Para comprenderlo mejor, vamos a utilizar una analogía, en forma de pequeña historia.
Imaginemos a una persona muy introvertida, que pasa la mayor parte de su tiempo encerrada en casa.
Prácticamente no tiene amigos ni entabla relaciones sociales de ningún tipo.
Ahora supongamos que esa persona baja al supermercado a comprar una botella de leche y cuando va a pagarla, se le cae al suelo y la rompe, causando gran estruendo y manchando su ropa a ojos de todos los clientes y de la cajera.
Cuando esa persona vuelva a su casa, aislada de toda relación y estímulo social, probablemente dará un gran valor a lo acontecido en el supermercado.
Se preguntará por qué le cayó la leche y qué movimiento en falso realizó para que eso sucediera; se preguntará si fue culpa suya o fue culpa de la botella que era demasiado resbaladiza; analizará en su cabeza la mirada de la cajera y los gestos y comentarios de todos y cada uno de los clientes; incluso observará las manchas en su ropa e intentará adivinar lo que pensaban sobre ella las demás personas al verla en esa situación.
Se sentirá ridícula y juzgará aquel acontecimiento meramente anecdótico como mucho más importante de lo que realmente es.
Simplemente porque para ella, ese ridículo en el supermercado será el gran acontecimiento social del día o de la semana.
Y quizás no lo olvide nunca más en su vida.

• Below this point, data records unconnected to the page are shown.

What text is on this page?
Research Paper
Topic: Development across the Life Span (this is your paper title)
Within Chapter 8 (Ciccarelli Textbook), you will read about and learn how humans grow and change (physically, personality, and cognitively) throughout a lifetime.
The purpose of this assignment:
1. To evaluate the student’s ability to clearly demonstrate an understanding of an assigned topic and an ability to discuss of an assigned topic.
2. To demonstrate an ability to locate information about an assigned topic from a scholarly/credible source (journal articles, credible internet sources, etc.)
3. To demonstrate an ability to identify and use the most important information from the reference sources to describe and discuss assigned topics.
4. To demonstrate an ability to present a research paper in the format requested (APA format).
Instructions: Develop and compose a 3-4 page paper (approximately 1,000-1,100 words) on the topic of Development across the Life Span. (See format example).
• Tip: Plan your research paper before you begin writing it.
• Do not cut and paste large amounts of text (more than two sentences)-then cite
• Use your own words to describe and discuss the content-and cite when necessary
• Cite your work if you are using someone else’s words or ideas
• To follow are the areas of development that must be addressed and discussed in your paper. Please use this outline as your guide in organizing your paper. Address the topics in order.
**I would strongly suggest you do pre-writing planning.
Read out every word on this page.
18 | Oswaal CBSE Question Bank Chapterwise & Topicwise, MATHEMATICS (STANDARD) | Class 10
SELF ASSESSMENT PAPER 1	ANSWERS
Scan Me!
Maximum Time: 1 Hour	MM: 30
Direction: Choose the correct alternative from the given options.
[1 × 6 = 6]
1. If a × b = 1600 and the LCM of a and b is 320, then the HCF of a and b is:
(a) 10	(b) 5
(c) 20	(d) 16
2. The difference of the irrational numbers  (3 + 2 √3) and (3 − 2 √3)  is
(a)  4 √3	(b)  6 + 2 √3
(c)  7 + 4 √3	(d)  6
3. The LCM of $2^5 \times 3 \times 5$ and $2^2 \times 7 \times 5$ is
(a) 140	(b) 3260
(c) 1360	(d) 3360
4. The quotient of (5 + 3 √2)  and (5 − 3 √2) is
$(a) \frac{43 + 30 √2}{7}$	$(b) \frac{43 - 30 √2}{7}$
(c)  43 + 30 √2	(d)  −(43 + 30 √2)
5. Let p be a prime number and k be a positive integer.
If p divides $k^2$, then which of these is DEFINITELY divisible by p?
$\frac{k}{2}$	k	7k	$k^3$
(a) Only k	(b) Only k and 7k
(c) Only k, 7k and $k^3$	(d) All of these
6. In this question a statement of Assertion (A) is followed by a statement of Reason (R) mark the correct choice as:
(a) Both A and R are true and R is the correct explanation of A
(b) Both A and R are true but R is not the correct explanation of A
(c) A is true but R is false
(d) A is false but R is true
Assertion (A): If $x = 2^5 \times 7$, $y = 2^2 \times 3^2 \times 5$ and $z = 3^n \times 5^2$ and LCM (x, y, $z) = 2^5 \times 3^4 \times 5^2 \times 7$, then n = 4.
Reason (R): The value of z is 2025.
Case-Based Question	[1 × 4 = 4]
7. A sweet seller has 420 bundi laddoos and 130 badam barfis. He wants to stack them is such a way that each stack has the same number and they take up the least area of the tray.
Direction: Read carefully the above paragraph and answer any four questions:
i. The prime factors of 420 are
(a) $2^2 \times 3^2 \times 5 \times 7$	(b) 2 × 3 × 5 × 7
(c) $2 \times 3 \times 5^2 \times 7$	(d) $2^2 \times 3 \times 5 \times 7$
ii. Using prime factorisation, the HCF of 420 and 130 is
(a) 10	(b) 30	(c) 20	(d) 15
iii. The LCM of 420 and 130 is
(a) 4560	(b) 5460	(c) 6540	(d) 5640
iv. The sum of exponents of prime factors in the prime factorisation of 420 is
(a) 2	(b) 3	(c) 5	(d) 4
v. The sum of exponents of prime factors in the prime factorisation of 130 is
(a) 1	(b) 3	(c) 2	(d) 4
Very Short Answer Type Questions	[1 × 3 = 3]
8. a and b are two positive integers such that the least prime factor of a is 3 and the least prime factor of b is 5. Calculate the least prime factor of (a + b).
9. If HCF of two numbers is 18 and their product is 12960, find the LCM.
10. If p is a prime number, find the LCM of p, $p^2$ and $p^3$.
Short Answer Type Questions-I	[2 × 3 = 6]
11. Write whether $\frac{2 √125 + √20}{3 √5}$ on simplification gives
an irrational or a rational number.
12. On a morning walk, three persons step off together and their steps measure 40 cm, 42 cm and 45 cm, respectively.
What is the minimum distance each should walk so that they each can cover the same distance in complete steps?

Ahora sustituyamos a la persona introvertida y sin relaciones por un modelo opuesto. Una persona extrovertida, que pasa el día entero rodeada de gran cantidad de personas y acontecimientos, interactuando frenéticamente con clientes y compañeros de trabajo, hablando por teléfono, concertando citas, comprando, vendiendo, haciendo reuniones, riendo, enfadándose y rematando el día tomando copas con los amigos.
Supongamos que esta persona va a comprar la leche y también se le cae causando gran estruendo y manchándose la ropa.
La valoración que hará del hecho será meramente anecdótica, pues representará un evento más de entre los muchos acontecimientos de carácter social que experimenta a lo largo de la jornada.
Y en pocas horas se habrá olvidado de lo sucedido.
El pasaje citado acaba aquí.